Above all, focus on understanding your spouse rather than on who is winning or losing. When your spouse confronts you, listen carefully to what is said and what isn’t said. For example, it may be that he is upset about something that happened at work and you’re getting nothing more than the brunt of that pressure.
Step Five: Resolving conflict requires forgiveness.
No matter how hard two people try to love and please each other, they will fail. With failure comes hurt. And the only ultimate relief for hurt is the soothing salve of forgiveness.
The key to maintaining an open, intimate, and happy marriage is to ask for and grant forgiveness quickly. And the ability to do that is tied to each individual’s relationship with God.
About the process of forgiveness, Jesus said, “For if you forgive others their trespasses, your heavenly Father will also forgive you, but if you do not forgive others their trespasses, neither will your Father forgive your trespasses” (Matthew 6:14–15). The instruction is clear: God insists that we are to be forgivers, and marriage—probably more than any other relationship—presents frequent opportunities to practice.
Forgiving means giving up resentment and the desire to punish. By an act of your will, you let the other person off the hook. And as a Christian you do not do this under duress, scratching and screaming in protest. Rather, you do it with a gentle spirit and love, as Paul urged: “Be kind to one another, tenderhearted, forgiving each other, just as God in Christ forgave you” (Ephesians 4:32).
Step Six: Resolving conflict requires returning a blessing for an insult.
1 Peter 3:8-9 says, “Finally, all of you, have unity of mind, sympathy, brotherly love, a tender heart, and a humble mind. Do not repay evil for evil or reviling for reviling, but on the contrary, bless, for to this you were called, that you may obtain a blessing.”
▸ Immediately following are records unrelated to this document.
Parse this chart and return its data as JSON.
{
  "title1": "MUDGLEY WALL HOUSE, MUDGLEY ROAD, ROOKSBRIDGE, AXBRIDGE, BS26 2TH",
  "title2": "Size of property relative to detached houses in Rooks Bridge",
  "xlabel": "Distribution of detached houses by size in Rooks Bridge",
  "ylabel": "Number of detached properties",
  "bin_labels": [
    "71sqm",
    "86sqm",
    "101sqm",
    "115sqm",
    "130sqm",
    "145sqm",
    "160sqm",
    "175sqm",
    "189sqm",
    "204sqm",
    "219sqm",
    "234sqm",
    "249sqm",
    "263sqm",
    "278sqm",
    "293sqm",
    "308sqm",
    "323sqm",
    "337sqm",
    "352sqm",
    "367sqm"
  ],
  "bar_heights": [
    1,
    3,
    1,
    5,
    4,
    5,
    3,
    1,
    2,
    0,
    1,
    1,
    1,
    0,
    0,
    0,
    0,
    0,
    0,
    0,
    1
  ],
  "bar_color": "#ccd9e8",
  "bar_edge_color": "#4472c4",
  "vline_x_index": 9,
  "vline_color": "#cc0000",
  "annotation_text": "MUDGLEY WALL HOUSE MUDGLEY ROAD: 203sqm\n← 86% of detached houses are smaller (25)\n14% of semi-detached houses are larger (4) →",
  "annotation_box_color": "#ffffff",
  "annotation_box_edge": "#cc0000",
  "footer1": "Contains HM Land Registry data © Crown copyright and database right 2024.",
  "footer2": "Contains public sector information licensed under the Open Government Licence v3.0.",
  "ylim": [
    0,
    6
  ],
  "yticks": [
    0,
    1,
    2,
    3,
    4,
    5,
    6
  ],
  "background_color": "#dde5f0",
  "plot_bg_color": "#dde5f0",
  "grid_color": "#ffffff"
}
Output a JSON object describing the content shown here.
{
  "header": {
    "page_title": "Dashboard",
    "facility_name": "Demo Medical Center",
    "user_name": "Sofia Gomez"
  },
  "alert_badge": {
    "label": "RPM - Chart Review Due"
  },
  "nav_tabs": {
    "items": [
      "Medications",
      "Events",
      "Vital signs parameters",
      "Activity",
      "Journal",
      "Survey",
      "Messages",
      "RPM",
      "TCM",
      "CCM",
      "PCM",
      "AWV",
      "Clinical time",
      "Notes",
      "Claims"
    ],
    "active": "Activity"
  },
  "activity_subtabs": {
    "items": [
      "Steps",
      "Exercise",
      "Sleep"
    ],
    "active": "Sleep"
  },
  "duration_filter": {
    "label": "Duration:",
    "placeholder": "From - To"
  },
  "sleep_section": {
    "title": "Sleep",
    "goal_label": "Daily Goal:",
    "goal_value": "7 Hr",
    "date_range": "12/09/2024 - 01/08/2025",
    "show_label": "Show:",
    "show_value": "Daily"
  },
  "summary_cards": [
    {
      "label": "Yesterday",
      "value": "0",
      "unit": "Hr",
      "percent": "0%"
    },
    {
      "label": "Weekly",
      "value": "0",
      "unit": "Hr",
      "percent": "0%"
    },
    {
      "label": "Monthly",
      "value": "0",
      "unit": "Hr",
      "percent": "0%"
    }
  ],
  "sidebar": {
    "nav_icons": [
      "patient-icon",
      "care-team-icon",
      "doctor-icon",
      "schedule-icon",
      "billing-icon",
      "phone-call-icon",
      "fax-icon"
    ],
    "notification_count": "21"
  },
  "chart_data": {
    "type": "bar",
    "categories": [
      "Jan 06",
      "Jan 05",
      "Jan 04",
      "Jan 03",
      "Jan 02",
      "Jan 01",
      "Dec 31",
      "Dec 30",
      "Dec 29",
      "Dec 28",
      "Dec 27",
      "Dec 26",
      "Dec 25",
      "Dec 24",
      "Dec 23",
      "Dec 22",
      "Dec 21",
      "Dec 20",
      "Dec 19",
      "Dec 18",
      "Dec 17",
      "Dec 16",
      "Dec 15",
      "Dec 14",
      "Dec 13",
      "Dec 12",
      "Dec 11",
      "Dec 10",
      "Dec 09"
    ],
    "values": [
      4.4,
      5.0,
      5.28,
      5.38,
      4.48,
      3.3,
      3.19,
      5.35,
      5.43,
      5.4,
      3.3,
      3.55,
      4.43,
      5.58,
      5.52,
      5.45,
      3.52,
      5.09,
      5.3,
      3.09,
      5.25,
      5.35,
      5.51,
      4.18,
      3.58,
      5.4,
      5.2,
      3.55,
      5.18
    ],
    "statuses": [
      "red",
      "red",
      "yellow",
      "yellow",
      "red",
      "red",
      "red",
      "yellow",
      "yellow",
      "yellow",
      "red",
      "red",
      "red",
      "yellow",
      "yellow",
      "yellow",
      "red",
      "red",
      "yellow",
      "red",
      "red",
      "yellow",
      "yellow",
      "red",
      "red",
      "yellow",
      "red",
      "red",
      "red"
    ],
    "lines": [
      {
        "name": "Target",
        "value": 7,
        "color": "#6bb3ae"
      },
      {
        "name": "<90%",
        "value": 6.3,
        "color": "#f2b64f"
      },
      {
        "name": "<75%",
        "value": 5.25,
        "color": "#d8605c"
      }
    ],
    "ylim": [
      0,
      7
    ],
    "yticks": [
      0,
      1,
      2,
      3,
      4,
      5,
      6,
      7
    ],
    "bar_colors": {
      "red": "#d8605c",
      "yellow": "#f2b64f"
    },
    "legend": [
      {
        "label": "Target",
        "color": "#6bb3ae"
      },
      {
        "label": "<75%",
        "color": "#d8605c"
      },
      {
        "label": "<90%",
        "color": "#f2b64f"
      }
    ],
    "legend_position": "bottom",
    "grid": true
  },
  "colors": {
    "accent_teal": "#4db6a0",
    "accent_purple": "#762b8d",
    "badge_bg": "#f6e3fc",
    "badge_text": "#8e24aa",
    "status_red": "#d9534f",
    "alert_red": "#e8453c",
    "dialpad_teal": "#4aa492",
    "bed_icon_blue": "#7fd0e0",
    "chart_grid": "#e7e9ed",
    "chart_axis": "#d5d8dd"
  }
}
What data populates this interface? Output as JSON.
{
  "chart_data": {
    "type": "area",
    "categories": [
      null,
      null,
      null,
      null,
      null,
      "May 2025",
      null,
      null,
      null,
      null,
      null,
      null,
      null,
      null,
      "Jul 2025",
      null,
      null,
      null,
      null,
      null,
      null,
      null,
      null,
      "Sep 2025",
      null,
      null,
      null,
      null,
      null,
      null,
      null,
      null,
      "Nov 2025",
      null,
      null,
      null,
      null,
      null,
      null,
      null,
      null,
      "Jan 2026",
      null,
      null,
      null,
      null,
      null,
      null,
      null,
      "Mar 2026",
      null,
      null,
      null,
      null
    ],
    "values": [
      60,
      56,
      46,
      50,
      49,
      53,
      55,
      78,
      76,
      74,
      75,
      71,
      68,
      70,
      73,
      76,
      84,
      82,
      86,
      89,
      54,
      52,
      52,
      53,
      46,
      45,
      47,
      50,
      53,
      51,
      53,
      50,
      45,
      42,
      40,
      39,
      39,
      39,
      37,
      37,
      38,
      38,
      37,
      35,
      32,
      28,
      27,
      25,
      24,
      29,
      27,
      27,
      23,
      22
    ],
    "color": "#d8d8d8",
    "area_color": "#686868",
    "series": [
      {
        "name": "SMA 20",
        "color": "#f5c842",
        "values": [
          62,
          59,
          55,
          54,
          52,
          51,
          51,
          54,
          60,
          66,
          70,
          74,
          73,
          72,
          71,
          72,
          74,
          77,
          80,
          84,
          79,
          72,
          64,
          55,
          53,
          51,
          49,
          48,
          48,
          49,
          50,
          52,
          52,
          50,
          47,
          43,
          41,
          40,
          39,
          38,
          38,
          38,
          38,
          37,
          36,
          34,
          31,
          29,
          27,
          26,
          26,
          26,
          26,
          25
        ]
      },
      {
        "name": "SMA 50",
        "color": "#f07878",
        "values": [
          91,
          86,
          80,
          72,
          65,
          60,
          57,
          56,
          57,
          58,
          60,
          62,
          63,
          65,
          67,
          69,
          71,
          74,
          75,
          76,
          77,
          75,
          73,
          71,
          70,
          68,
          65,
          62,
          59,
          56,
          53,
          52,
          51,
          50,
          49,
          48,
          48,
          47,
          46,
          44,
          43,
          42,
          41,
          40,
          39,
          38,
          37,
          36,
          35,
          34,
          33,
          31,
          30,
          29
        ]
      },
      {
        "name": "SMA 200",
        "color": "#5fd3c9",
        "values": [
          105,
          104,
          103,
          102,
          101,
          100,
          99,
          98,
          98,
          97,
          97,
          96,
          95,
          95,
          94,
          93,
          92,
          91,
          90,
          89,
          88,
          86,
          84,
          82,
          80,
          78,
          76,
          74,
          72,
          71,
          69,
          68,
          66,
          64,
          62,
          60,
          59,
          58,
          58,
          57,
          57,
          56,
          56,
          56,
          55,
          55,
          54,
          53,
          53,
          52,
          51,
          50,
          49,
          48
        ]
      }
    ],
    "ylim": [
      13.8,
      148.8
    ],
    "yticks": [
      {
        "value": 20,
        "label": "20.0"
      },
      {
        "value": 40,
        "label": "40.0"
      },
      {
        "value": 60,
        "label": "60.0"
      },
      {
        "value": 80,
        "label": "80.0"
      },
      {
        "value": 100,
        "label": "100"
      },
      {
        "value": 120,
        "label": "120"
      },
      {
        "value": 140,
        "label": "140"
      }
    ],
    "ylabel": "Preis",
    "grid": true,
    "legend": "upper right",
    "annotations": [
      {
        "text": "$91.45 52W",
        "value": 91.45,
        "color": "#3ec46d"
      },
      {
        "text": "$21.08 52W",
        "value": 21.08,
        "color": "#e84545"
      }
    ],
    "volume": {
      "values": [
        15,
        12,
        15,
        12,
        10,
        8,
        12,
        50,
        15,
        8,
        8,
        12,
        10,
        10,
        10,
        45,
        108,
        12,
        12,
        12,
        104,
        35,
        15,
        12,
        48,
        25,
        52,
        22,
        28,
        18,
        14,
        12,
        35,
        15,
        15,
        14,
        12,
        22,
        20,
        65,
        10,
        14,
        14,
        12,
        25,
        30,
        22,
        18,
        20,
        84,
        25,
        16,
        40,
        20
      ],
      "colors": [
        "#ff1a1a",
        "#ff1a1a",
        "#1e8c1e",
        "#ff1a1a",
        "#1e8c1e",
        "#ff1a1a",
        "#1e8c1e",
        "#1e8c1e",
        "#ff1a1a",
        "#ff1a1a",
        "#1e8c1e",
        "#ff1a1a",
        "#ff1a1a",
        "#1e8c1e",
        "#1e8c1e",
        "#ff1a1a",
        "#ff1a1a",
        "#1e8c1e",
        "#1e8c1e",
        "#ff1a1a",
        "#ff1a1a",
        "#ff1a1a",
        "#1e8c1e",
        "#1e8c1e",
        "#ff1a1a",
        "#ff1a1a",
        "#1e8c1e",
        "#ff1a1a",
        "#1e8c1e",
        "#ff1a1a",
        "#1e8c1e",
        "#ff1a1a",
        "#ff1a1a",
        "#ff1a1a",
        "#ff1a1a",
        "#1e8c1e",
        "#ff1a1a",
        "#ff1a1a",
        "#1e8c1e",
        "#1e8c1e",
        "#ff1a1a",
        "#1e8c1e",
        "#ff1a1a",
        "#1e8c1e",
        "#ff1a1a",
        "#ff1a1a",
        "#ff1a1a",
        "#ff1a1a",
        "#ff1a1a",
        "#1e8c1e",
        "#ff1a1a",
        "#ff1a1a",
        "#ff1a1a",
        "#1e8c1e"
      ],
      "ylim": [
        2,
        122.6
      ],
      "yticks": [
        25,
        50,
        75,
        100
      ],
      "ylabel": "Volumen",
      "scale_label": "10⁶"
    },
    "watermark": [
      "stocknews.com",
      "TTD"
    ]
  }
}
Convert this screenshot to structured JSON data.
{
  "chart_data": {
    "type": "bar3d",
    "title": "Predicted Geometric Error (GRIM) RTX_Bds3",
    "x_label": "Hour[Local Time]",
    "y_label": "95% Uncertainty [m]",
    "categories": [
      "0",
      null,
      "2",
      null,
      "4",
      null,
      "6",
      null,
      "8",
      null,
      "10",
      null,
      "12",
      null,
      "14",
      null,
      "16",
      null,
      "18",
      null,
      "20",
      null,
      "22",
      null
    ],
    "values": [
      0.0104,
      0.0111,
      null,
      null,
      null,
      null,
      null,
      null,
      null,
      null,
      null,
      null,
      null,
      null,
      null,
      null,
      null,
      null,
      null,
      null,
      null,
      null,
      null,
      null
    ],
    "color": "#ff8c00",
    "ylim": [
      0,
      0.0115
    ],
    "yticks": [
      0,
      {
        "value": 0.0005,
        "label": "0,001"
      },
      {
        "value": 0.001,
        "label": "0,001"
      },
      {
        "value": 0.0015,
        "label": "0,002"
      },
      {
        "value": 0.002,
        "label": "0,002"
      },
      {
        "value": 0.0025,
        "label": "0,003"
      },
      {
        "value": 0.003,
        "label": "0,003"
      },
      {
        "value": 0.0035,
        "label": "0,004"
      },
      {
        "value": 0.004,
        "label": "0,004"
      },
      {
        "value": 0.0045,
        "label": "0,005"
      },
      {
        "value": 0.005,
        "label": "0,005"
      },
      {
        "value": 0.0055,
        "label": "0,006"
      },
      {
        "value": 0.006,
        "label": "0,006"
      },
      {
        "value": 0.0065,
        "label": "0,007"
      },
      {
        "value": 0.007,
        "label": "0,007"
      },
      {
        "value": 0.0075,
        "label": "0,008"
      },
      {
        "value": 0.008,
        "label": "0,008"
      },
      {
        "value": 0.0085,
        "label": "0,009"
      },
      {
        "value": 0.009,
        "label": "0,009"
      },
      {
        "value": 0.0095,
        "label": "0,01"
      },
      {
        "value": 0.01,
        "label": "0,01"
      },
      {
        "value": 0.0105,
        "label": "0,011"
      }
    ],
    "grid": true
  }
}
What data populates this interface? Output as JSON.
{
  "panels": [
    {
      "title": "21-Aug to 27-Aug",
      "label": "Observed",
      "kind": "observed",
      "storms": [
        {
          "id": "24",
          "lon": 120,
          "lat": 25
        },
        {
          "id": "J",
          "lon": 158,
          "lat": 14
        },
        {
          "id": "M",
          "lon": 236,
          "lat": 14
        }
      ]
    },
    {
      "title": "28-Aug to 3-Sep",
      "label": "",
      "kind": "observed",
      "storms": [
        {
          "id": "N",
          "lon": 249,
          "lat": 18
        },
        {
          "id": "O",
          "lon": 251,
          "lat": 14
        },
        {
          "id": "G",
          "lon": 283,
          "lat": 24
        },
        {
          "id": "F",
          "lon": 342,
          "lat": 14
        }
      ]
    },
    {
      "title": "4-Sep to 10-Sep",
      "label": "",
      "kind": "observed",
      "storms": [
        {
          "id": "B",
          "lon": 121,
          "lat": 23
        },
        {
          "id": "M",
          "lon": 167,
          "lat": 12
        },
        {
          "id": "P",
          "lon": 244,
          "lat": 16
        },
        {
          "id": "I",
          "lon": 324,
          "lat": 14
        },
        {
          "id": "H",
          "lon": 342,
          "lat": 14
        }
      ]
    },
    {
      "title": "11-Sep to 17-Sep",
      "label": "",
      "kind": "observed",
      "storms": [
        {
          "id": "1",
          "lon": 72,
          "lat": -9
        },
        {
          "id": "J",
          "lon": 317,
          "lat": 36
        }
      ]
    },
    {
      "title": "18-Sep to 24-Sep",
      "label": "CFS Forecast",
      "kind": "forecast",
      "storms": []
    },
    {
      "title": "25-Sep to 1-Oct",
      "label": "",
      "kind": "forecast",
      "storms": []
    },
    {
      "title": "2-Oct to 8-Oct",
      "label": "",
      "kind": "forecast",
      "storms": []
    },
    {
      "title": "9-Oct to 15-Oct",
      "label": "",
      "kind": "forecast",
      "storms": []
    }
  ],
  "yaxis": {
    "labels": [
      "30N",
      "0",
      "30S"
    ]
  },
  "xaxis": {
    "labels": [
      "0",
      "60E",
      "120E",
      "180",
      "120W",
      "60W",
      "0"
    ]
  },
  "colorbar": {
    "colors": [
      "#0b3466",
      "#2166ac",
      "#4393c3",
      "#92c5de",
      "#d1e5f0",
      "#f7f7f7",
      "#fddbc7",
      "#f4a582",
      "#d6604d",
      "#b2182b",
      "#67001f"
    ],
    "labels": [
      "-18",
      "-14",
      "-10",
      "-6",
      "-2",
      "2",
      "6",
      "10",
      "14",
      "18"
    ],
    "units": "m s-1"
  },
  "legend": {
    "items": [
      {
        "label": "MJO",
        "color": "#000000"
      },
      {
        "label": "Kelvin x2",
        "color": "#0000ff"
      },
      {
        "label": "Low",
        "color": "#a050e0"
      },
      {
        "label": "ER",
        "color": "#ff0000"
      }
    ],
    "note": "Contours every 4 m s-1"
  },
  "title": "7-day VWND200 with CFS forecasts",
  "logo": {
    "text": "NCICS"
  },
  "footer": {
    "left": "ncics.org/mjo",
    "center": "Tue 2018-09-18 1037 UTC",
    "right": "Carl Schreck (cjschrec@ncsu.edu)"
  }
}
Every marriage operates on either the “insult for insult” or the “blessing for insult” relationship. Husbands and wives can become extremely proficient at trading insults—about the way he looks, the way she cooks, or the way he drives and the way she cleans house. Many couples don’t seem to know any other way to relate to each other.
What does it mean to return a blessing for an insult? 1 Peter 3:10-11 tells us, “Whoever desires to love life and see good days, let him keep his tongue from evil and his lips from speaking deceit; let him turn away from evil and do good; let him seek peace and pursue it.”
To give a blessing first means stepping aside or simply refusing to retaliate if your spouse gets angry. Changing your natural tendency to lash out, fight back, or tell your spouse off is just about as easy as changing the course of the Mississippi River. You can’t do it without God’s help, without yielding to the power of the Holy Spirit.
It also means doing good. Sometimes doing good simply takes a few words spoken gently and kindly, or perhaps a touch, a hug, or a pat on the shoulder. It might mean making a special effort to please your spouse by performing a special act of kindness.
Finally, being a blessing means pursuing peace. When you eagerly seek to forgive, you are pursuing oneness, not isolation.
As difficult as it is to work through conflict in marriage, we can claim God’s promises as we do so. Not only does God bless our efforts based on His Word, but He also tells us He has an ultimate purpose for our trials. 1 Peter 1:6-7 tells us,
In this you rejoice, though now for a little while, if necessary, you have been grieved by various trials, so that the tested genuineness of your faith—more precious than gold that perishes though it is tested by fire—may be found to result I praise and glory and honor at the revelation of Jesus Christ.”
God’s purpose in our conflicts is to test our faith, to produce endurance, to refine us, and to bring glory to Himself. This is the hope He gives us—that we can actually approach our conflicts as an opportunity to strengthen our faith and to glorify God.